僕が困惑していることなど露にも知らず、おもむろにケースを開けると楽器を取り出しました。
ヴァイオリンに触れる直前、僅かな躊躇いが指を迷わせたことを、僕は見ていました。
エオゼン先生はそれでもヴァイオリンを構えると、慣れた手つきで弦を弾きます。
チューニングで使うラの音でした。

「―-――-っっ!」

僕は瞠目しました。
こんなにも美しいラの音を聞いたことがなかったからです。
ランプを持つ手に鳥肌がたちました。
その鳥肌がまるで生き物のように両腕へ広がり、背中の震えが奔馬の勢いで脳へと駆け上がったのです。
たった一音だけ。
その音だけで胸の奥を鷲掴みにされたような気がしたのです。
いえ、気ではありません。
確かに彼の放った音は、僕の肉体の奥に眠る魂を掴んだのです。
その衝撃に呆然と立ち尽くしていると、舌打ちした彼は、ヴァイオリンを構え直し、曲を弾き始めました。
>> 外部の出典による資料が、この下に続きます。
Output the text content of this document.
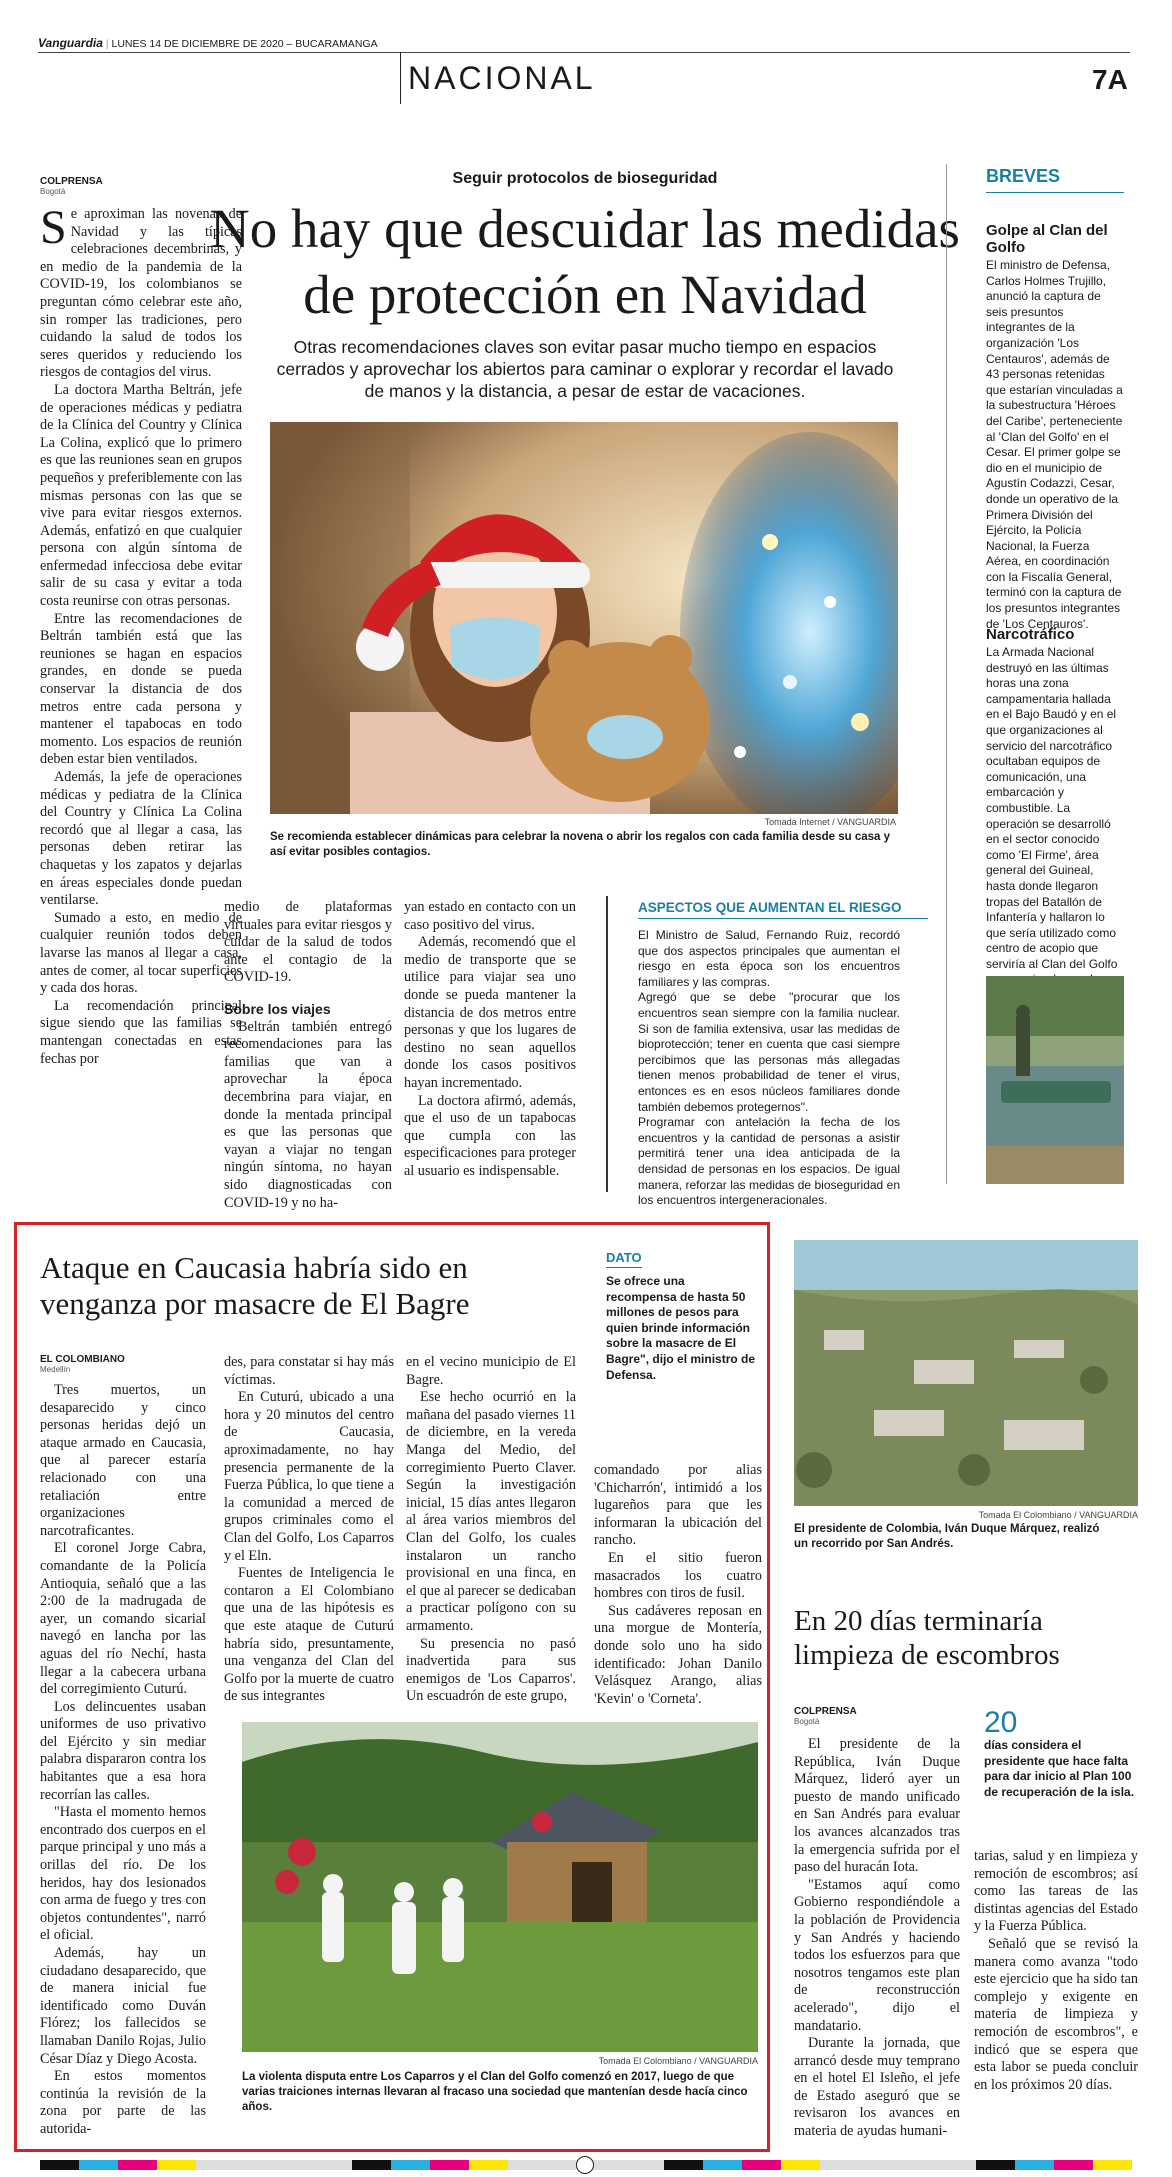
Vanguardia | LUNES 14 DE DICIEMBRE DE 2020 – BUCARAMANGA
NACIONAL	7A
COLPRENSA
Bogotá
Seguir protocolos de bioseguridad
No hay que descuidar las medidas
de protección en Navidad
Otras recomendaciones claves son evitar pasar mucho tiempo en espacios cerrados y aprovechar los abiertos para caminar o explorar y recordar el lavado de manos y la distancia, a pesar de estar de vacaciones.
S e aproximan las novenas de Navidad y las típicas celebraciones decembrinas, y en medio de la pandemia de la COVID-19, los colombianos se preguntan cómo celebrar este año, sin romper las tradiciones, pero cuidando la salud de todos los seres queridos y reduciendo los riesgos de contagios del virus.

La doctora Martha Beltrán, jefe de operaciones médicas y pediatra de la Clínica del Country y Clínica La Colina, explicó que lo primero es que las reuniones sean en grupos pequeños y preferiblemente con las mismas personas con las que se vive para evitar riesgos externos. Además, enfatizó en que cualquier persona con algún síntoma de enfermedad infecciosa debe evitar salir de su casa y evitar a toda costa reunirse con otras personas.

Entre las recomendaciones de Beltrán también está que las reuniones se hagan en espacios grandes, en donde se pueda conservar la distancia de dos metros entre cada persona y mantener el tapabocas en todo momento. Los espacios de reunión deben estar bien ventilados.

Además, la jefe de operaciones médicas y pediatra de la Clínica del Country y Clínica La Colina recordó que al llegar a casa, las personas deben retirar las chaquetas y los zapatos y dejarlas en áreas especiales donde puedan ventilarse.

Sumado a esto, en medio de cualquier reunión todos deben lavarse las manos al llegar a casa, antes de comer, al tocar superficies y cada dos horas.

La recomendación principal sigue siendo que las familias se mantengan conectadas en estas fechas por

Tomada Internet / VANGUARDIA
Se recomienda establecer dinámicas para celebrar la novena o abrir los regalos con cada familia desde su casa y así evitar posibles contagios.

medio de plataformas virtuales para evitar riesgos y cuidar de la salud de todos ante el contagio de la COVID-19.

Sobre los viajes

Beltrán también entregó recomendaciones para las familias que van a aprovechar la época decembrina para viajar, en donde la mentada principal es que las personas que vayan a viajar no tengan ningún síntoma, no hayan sido diagnosticadas con COVID-19 y no ha-

yan estado en contacto con un caso positivo del virus.

Además, recomendó que el medio de transporte que se utilice para viajar sea uno donde se pueda mantener la distancia de dos metros entre personas y que los lugares de destino no sean aquellos donde los casos positivos hayan incrementado.

La doctora afirmó, además, que el uso de un tapabocas que cumpla con las especificaciones para proteger al usuario es indispensable.

ASPECTOS QUE AUMENTAN EL RIESGO

El Ministro de Salud, Fernando Ruiz, recordó que dos aspectos principales que aumentan el riesgo en esta época son los encuentros familiares y las compras.

Agregó que se debe "procurar que los encuentros sean siempre con la familia nuclear. Si son de familia extensiva, usar las medidas de bioprotección; tener en cuenta que casi siempre percibimos que las personas más allegadas tienen menos probabilidad de tener el virus, entonces es en esos núcleos familiares donde también debemos protegernos".

Programar con antelación la fecha de los encuentros y la cantidad de personas a asistir permitirá tener una idea anticipada de la densidad de personas en los espacios. De igual manera, reforzar las medidas de bioseguridad en los encuentros intergeneracionales.

BREVES
Golpe al Clan del Golfo

El ministro de Defensa, Carlos Holmes Trujillo, anunció la captura de seis presuntos integrantes de la organización 'Los Centauros', además de 43 personas retenidas que estarían vinculadas a la subestructura 'Héroes del Caribe', perteneciente al 'Clan del Golfo' en el Cesar. El primer golpe se dio en el municipio de Agustín Codazzi, Cesar, donde un operativo de la Primera División del Ejército, la Policía Nacional, la Fuerza Aérea, en coordinación con la Fiscalía General, terminó con la captura de los presuntos integrantes de 'Los Centauros'.

Narcotráfico

La Armada Nacional destruyó en las últimas horas una zona campamentaria hallada en el Bajo Baudó y en el que organizaciones al servicio del narcotráfico ocultaban equipos de comunicación, una embarcación y combustible. La operación se desarrolló en el sector conocido como 'El Firme', área general del Guineal, hasta donde llegaron tropas del Batallón de Infantería y hallaron lo que sería utilizado como centro de acopio que serviría al Clan del Golfo

Ataque en Caucasia habría sido en
venganza por masacre de El Bagre
DATO
Se ofrece una recompensa de hasta 50 millones de pesos para quien brinde información sobre la masacre de El Bagre", dijo el ministro de Defensa.
EL COLOMBIANO
Medellín

Tres muertos, un desaparecido y cinco personas heridas dejó un ataque armado en Caucasia, que al parecer estaría relacionado con una retaliación entre organizaciones narcotraficantes.

El coronel Jorge Cabra, comandante de la Policía Antioquia, señaló que a las 2:00 de la madrugada de ayer, un comando sicarial navegó en lancha por las aguas del río Nechí, hasta llegar a la cabecera urbana del corregimiento Cuturú.

Los delincuentes usaban uniformes de uso privativo del Ejército y sin mediar palabra dispararon contra los habitantes que a esa hora recorrían las calles.

"Hasta el momento hemos encontrado dos cuerpos en el parque principal y uno más a orillas del río. De los heridos, hay dos lesionados con arma de fuego y tres con objetos contundentes", narró el oficial.

Además, hay un ciudadano desaparecido, que de manera inicial fue identificado como Duván Flórez; los fallecidos se llamaban Danilo Rojas, Julio César Díaz y Diego Acosta.

En estos momentos continúa la revisión de la zona por parte de las autorida-

des, para constatar si hay más víctimas.

En Cuturú, ubicado a una hora y 20 minutos del centro de Caucasia, aproximadamente, no hay presencia permanente de la Fuerza Pública, lo que tiene a la comunidad a merced de grupos criminales como el Clan del Golfo, Los Caparros y el Eln.

Fuentes de Inteligencia le contaron a El Colombiano que una de las hipótesis es que este ataque de Cuturú habría sido, presuntamente, una venganza del Clan del Golfo por la muerte de cuatro de sus integrantes

en el vecino municipio de El Bagre.

Ese hecho ocurrió en la mañana del pasado viernes 11 de diciembre, en la vereda Manga del Medio, del corregimiento Puerto Claver. Según la investigación inicial, 15 días antes llegaron al área varios miembros del Clan del Golfo, los cuales instalaron un rancho provisional en una finca, en el que al parecer se dedicaban a practicar polígono con su armamento.

Su presencia no pasó inadvertida para sus enemigos de 'Los Caparros'. Un escuadrón de este grupo,

comandado por alias 'Chicharrón', intimidó a los lugareños para que les informaran la ubicación del rancho.

En el sitio fueron masacrados los cuatro hombres con tiros de fusil.

Sus cadáveres reposan en una morgue de Montería, donde solo uno ha sido identificado: Johan Danilo Velásquez Arango, alias 'Kevin' o 'Corneta'.

Tomada El Colombiano / VANGUARDIA
La violenta disputa entre Los Caparros y el Clan del Golfo comenzó en 2017, luego de que varias traiciones internas llevaran al fracaso una sociedad que mantenían desde hacía cinco años.
Tomada El Colombiano / VANGUARDIA
El presidente de Colombia, Iván Duque Márquez, realizó un recorrido por San Andrés.
En 20 días terminaría
limpieza de escombros
COLPRENSA
Bogotá	20
días considera el presidente que hace falta para dar inicio al Plan 100 de recuperación de la isla.

El presidente de la República, Iván Duque Márquez, lideró ayer un puesto de mando unificado en San Andrés para evaluar los avances alcanzados tras la emergencia sufrida por el paso del huracán Iota.

"Estamos aquí como Gobierno respondiéndole a la población de Providencia y San Andrés y haciendo todos los esfuerzos para que nosotros tengamos este plan de reconstrucción acelerado", dijo el mandatario.

Durante la jornada, que arrancó desde muy temprano en el hotel El Isleño, el jefe de Estado aseguró que se revisaron los avances en materia de ayudas humani-

tarias, salud y en limpieza y remoción de escombros; así como las tareas de las distintas agencias del Estado y la Fuerza Pública.

Señaló que se revisó la manera como avanza "todo este ejercicio que ha sido tan complejo y exigente en materia de limpieza y remoción de escombros", e indicó que se espera que esta labor se pueda concluir en los próximos 20 días.
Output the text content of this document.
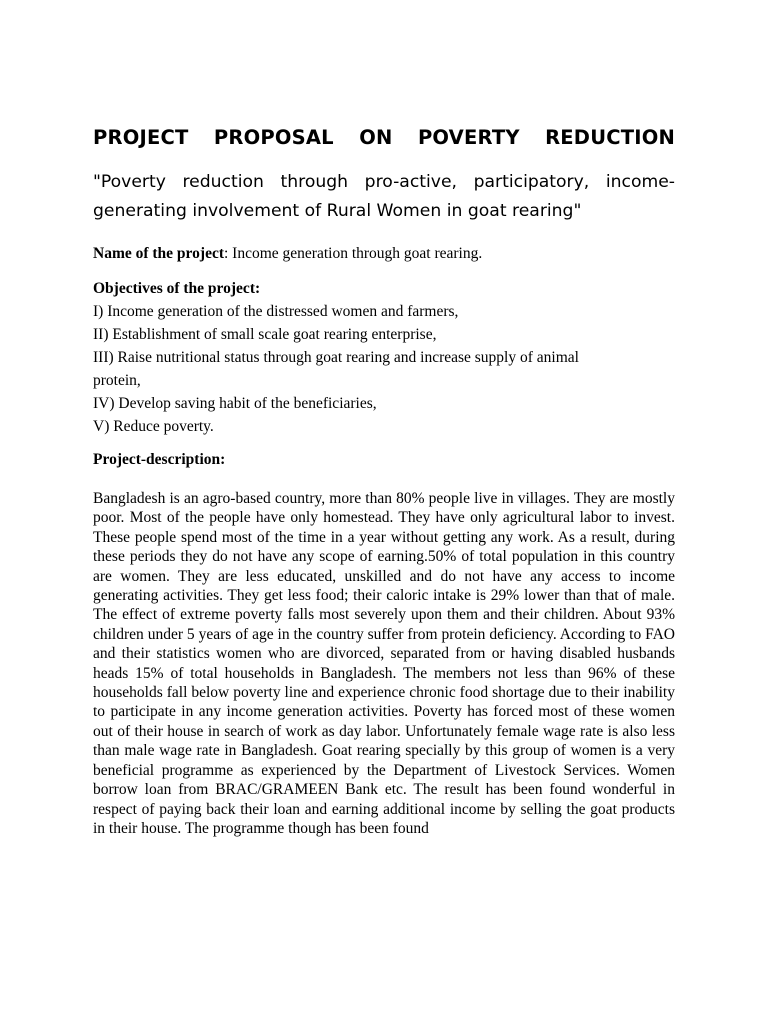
PROJECT PROPOSAL ON POVERTY REDUCTION

"Poverty reduction through pro-active, participatory, income- generating involvement of Rural Women in goat rearing"

Name of the project: Income generation through goat rearing.

Objectives of the project:

I) Income generation of the distressed women and farmers,
II) Establishment of small scale goat rearing enterprise,
III) Raise nutritional status through goat rearing and increase supply of animal protein,
IV) Develop saving habit of the beneficiaries,
V) Reduce poverty.

Project-description:

Bangladesh is an agro-based country, more than 80% people live in villages. They are mostly poor. Most of the people have only homestead. They have only agricultural labor to invest. These people spend most of the time in a year without getting any work. As a result, during these periods they do not have any scope of earning.50% of total population in this country are women. They are less educated, unskilled and do not have any access to income generating activities. They get less food; their caloric intake is 29% lower than that of male. The effect of extreme poverty falls most severely upon them and their children. About 93% children under 5 years of age in the country suffer from protein deficiency. According to FAO and their statistics women who are divorced, separated from or having disabled husbands heads 15% of total households in Bangladesh. The members not less than 96% of these households fall below poverty line and experience chronic food shortage due to their inability to participate in any income generation activities. Poverty has forced most of these women out of their house in search of work as day labor. Unfortunately female wage rate is also less than male wage rate in Bangladesh. Goat rearing specially by this group of women is a very beneficial programme as experienced by the Department of Livestock Services. Women borrow loan from BRAC/GRAMEEN Bank etc. The result has been found wonderful in respect of paying back their loan and earning additional income by selling the goat products in their house. The programme though has been found
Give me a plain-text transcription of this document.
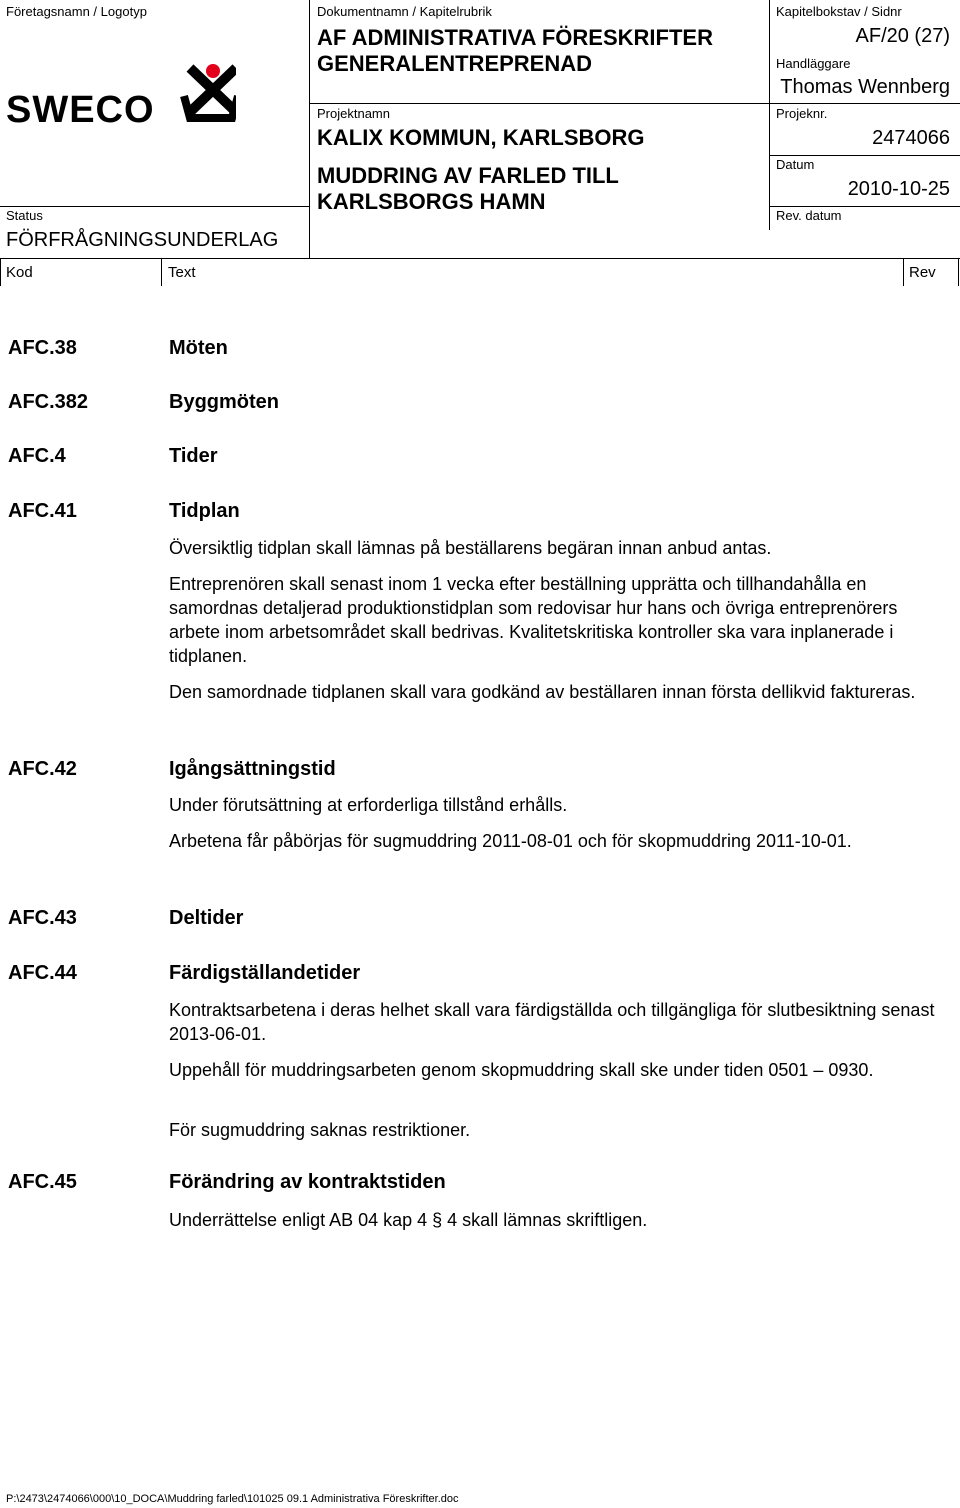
Företagsnamn / Logotyp
SWECO
Dokumentnamn / Kapitelrubrik
AF ADMINISTRATIVA FÖRESKRIFTER
GENERALENTREPRENAD
Kapitelbokstav / Sidnr
AF/20 (27)
Handläggare
Thomas Wennberg
Projektnamn
KALIX KOMMUN, KARLSBORG
MUDDRING AV FARLED TILL
KARLSBORGS HAMN
Projeknr.
2474066
Datum
2010-10-25
Rev. datum
Status
FÖRFRÅGNINGSUNDERLAG
Kod	Text	Rev
AFC.38	Möten
AFC.382	Byggmöten
AFC.4	Tider
AFC.41	Tidplan
Översiktlig tidplan skall lämnas på beställarens begäran innan anbud antas.
Entreprenören skall senast inom 1 vecka efter beställning upprätta och tillhandahålla en samordnas detaljerad produktionstidplan som redovisar hur hans och övriga entreprenörers arbete inom arbetsområdet skall bedrivas. Kvalitetskritiska kontroller ska vara inplanerade i tidplanen.
Den samordnade tidplanen skall vara godkänd av beställaren innan första dellikvid faktureras.
AFC.42	Igångsättningstid
Under förutsättning at erforderliga tillstånd erhålls.
Arbetena får påbörjas för sugmuddring 2011-08-01 och för skopmuddring 2011-10-01.
AFC.43	Deltider
AFC.44	Färdigställandetider
Kontraktsarbetena i deras helhet skall vara färdigställda och tillgängliga för slutbesiktning senast 2013-06-01.
Uppehåll för muddringsarbeten genom skopmuddring skall ske under tiden 0501 – 0930.
För sugmuddring saknas restriktioner.
AFC.45	Förändring av kontraktstiden
Underrättelse enligt AB 04 kap 4 § 4 skall lämnas skriftligen.
P:\2473\2474066\000\10_DOCA\Muddring farled\101025 09.1 Administrativa Föreskrifter.doc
しかしそれは先ほど魂を掴まれたラの音とはまったく違いました。
そもそも曲でも音でもありません。
強いて言うのなら、暴力――でしょうか。
唐突に始まった演奏は、まるで人を打ちのめすような攻撃的な曲で、エオゼン先生は狂ったように激しく荒々しくヴァイオリンを奏でました。
同じ楽器が放つ音色だとは到底思えません。
まるでそれは悪魔の音楽でした。
僕の鼓膜を強引に犯し、頭を引っ掻き回し、脳髄を引きずり出さんばかりの迫力があったのです。
僕はたまらずその場に座り込むと、悶えるよう床にランプを置き、己の耳を塞ぎました。
直に聞いていたら頭が割れてしまうと思ったのです。
荒れ狂わんばかりに弾き続けるエオゼン先生に、曲は激しさを増し、もはや戦慄を覚えるほどの凄みで僕を圧倒しました。